In 1981, a federal court in Cleveland revoked Demjanjuk's citizenship after finding that he was "Ivan the Terrible" and a guard at Trawniki.  In light of these findings, the court deemed it unnecessary to rule on the government's contention that Demjanjuk also served at Sobibor.  Although Demjanjuk was ordered deported, he was extradited to Israel in 1986, where he was tried and convicted of being "Ivan the Terrible" by an Israeli trial court and sentenced to death.  In 1993, the Israeli Supreme Court reversed the conviction after prosecutors discovered evidence from the Soviet Union suggesting that another man could have been Ivan the Terrible.  While the Israeli Supreme Court concluded that Demjanjuk had been a guard at both Sobibor and Trawniki, as well as at the Majdanek and Flossenburg concentration camps, it nonetheless released him, on the basis that he had been extradited to stand trial on the "Ivan the Terrible" charges.  He subsequently returned to the United States.

In 1992, the U.S. Court of Appeals in Cincinnati, which had previously affirmed the 1985 extradition decision, reopened the case against Demjanjuk, and appointed Judge Wiseman Special Master to inquire into allegations that federal prosecutors had improperly withheld exculpatory evidence from Demjanjuk.  The following year, Judge Wiseman determined that although prosecutors had acted in good faith and had not acted "willfully" or "recklessly," they had failed to disclose certain documents to Demjanjuk during the denaturalization and extradition processes.  He also concluded, however, that no evidence undermined the initial finding that Demjanjuk had been a guard at Trawniki, and he therefore pronounced the 1981 denaturalization order "sound."  On review, the U.S. Court of Appeals found that the government's nondisclosures were "reckless."

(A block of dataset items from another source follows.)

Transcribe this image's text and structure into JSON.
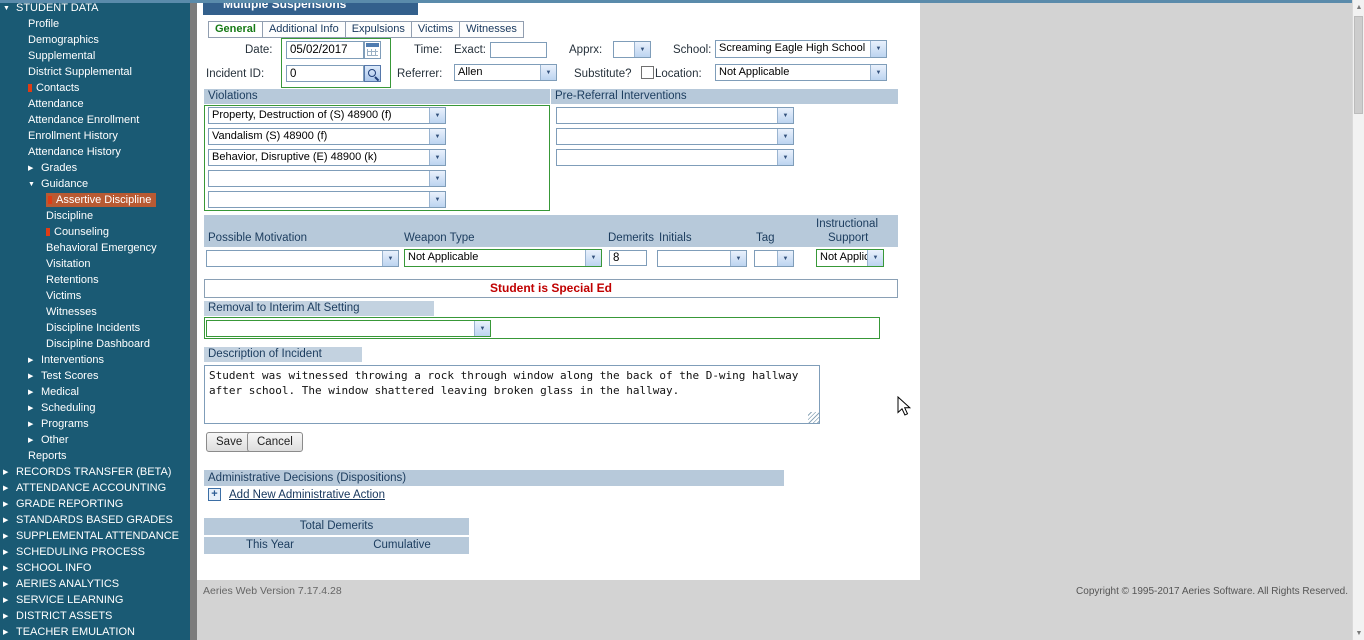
{
  "app": {
    "page_title": "Multiple Suspensions",
    "footer_version": "Aeries Web Version 7.17.4.28",
    "footer_copyright": "Copyright © 1995-2017 Aeries Software. All Rights Reserved."
  },
  "colors": {
    "sidebar_bg": "#1a5a74",
    "selected_item_bg": "#b85a33",
    "header_bar_bg": "#b7c9da",
    "green_border": "#389838",
    "notice_red": "#c00000"
  },
  "icons": {
    "dropdown_arrow": "▼",
    "expand_down": "▼",
    "expand_right": "▶",
    "scroll_up": "▲",
    "scroll_down": "▼",
    "add": "+"
  },
  "sidebar": {
    "items": [
      {
        "label": "STUDENT DATA",
        "level": 0,
        "arrow": "down"
      },
      {
        "label": "Profile",
        "level": 1
      },
      {
        "label": "Demographics",
        "level": 1
      },
      {
        "label": "Supplemental",
        "level": 1
      },
      {
        "label": "District Supplemental",
        "level": 1
      },
      {
        "label": "Contacts",
        "level": 1,
        "flag": true
      },
      {
        "label": "Attendance",
        "level": 1
      },
      {
        "label": "Attendance Enrollment",
        "level": 1
      },
      {
        "label": "Enrollment History",
        "level": 1
      },
      {
        "label": "Attendance History",
        "level": 1
      },
      {
        "label": "Grades",
        "level": 1,
        "arrow": "right"
      },
      {
        "label": "Guidance",
        "level": 1,
        "arrow": "down"
      },
      {
        "label": "Assertive Discipline",
        "level": 2,
        "selected": true,
        "flag": true
      },
      {
        "label": "Discipline",
        "level": 2
      },
      {
        "label": "Counseling",
        "level": 2,
        "flag": true
      },
      {
        "label": "Behavioral Emergency",
        "level": 2
      },
      {
        "label": "Visitation",
        "level": 2
      },
      {
        "label": "Retentions",
        "level": 2
      },
      {
        "label": "Victims",
        "level": 2
      },
      {
        "label": "Witnesses",
        "level": 2
      },
      {
        "label": "Discipline Incidents",
        "level": 2
      },
      {
        "label": "Discipline Dashboard",
        "level": 2
      },
      {
        "label": "Interventions",
        "level": 1,
        "arrow": "right"
      },
      {
        "label": "Test Scores",
        "level": 1,
        "arrow": "right"
      },
      {
        "label": "Medical",
        "level": 1,
        "arrow": "right"
      },
      {
        "label": "Scheduling",
        "level": 1,
        "arrow": "right"
      },
      {
        "label": "Programs",
        "level": 1,
        "arrow": "right"
      },
      {
        "label": "Other",
        "level": 1,
        "arrow": "right"
      },
      {
        "label": "Reports",
        "level": 1
      },
      {
        "label": "RECORDS TRANSFER (BETA)",
        "level": 0,
        "arrow": "right"
      },
      {
        "label": "ATTENDANCE ACCOUNTING",
        "level": 0,
        "arrow": "right"
      },
      {
        "label": "GRADE REPORTING",
        "level": 0,
        "arrow": "right"
      },
      {
        "label": "STANDARDS BASED GRADES",
        "level": 0,
        "arrow": "right"
      },
      {
        "label": "SUPPLEMENTAL ATTENDANCE",
        "level": 0,
        "arrow": "right"
      },
      {
        "label": "SCHEDULING PROCESS",
        "level": 0,
        "arrow": "right"
      },
      {
        "label": "SCHOOL INFO",
        "level": 0,
        "arrow": "right"
      },
      {
        "label": "AERIES ANALYTICS",
        "level": 0,
        "arrow": "right"
      },
      {
        "label": "SERVICE LEARNING",
        "level": 0,
        "arrow": "right"
      },
      {
        "label": "DISTRICT ASSETS",
        "level": 0,
        "arrow": "right"
      },
      {
        "label": "TEACHER EMULATION",
        "level": 0,
        "arrow": "right"
      }
    ]
  },
  "tabs": [
    {
      "label": "General",
      "active": true
    },
    {
      "label": "Additional Info"
    },
    {
      "label": "Expulsions"
    },
    {
      "label": "Victims"
    },
    {
      "label": "Witnesses"
    }
  ],
  "form": {
    "date_label": "Date:",
    "date_value": "05/02/2017",
    "time_label": "Time:",
    "exact_label": "Exact:",
    "exact_value": "",
    "apprx_label": "Apprx:",
    "apprx_value": "",
    "school_label": "School:",
    "school_value": "Screaming Eagle High School",
    "incident_id_label": "Incident ID:",
    "incident_id_value": "0",
    "referrer_label": "Referrer:",
    "referrer_value": "Allen",
    "substitute_label": "Substitute?",
    "substitute_checked": false,
    "location_label": "Location:",
    "location_value": "Not Applicable",
    "violations_header": "Violations",
    "violations": [
      "Property, Destruction of (S) 48900 (f)",
      "Vandalism (S) 48900 (f)",
      "Behavior, Disruptive  (E) 48900 (k)",
      "",
      ""
    ],
    "prereferral_header": "Pre-Referral Interventions",
    "prereferral": [
      "",
      "",
      ""
    ],
    "motivation_label": "Possible Motivation",
    "motivation_value": "",
    "weapon_label": "Weapon Type",
    "weapon_value": "Not Applicable",
    "demerits_label": "Demerits",
    "demerits_value": "8",
    "initials_label": "Initials",
    "initials_value": "",
    "tag_label": "Tag",
    "tag_value": "",
    "instructional_label_line1": "Instructional",
    "instructional_label_line2": "Support",
    "instructional_value": "Not Applicable",
    "special_ed_notice": "Student is Special Ed",
    "removal_label": "Removal to Interim Alt Setting",
    "removal_value": "",
    "description_label": "Description of Incident",
    "description_value": "Student was witnessed throwing a rock through window along the back of the D-wing hallway after school. The window shattered leaving broken glass in the hallway.",
    "save_label": "Save",
    "cancel_label": "Cancel",
    "admin_header": "Administrative Decisions (Dispositions)",
    "add_admin_link": "Add New Administrative Action",
    "total_demerits_header": "Total Demerits",
    "this_year_label": "This Year",
    "cumulative_label": "Cumulative"
  }
}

In February 1998, a federal trial court vacated the original denaturalization order against Demjanjuk but specifically permitted the government to file a new complaint if it believed that the evidence against Demjanjuk so warranted.  Today, the government did so.

Since OSI began operations in 1979, 61 Nazi persecutors have been stripped of U.S. citizenship, and 49 such individuals have been removed from the United States.  Additionally, more than 150 Nazi persecutors who sought to enter the United States in recent years have been blocked from doing so as a result of OSI's "watchlist" program.  More than 250 persons are currently under investigation by the Department of Justice unit.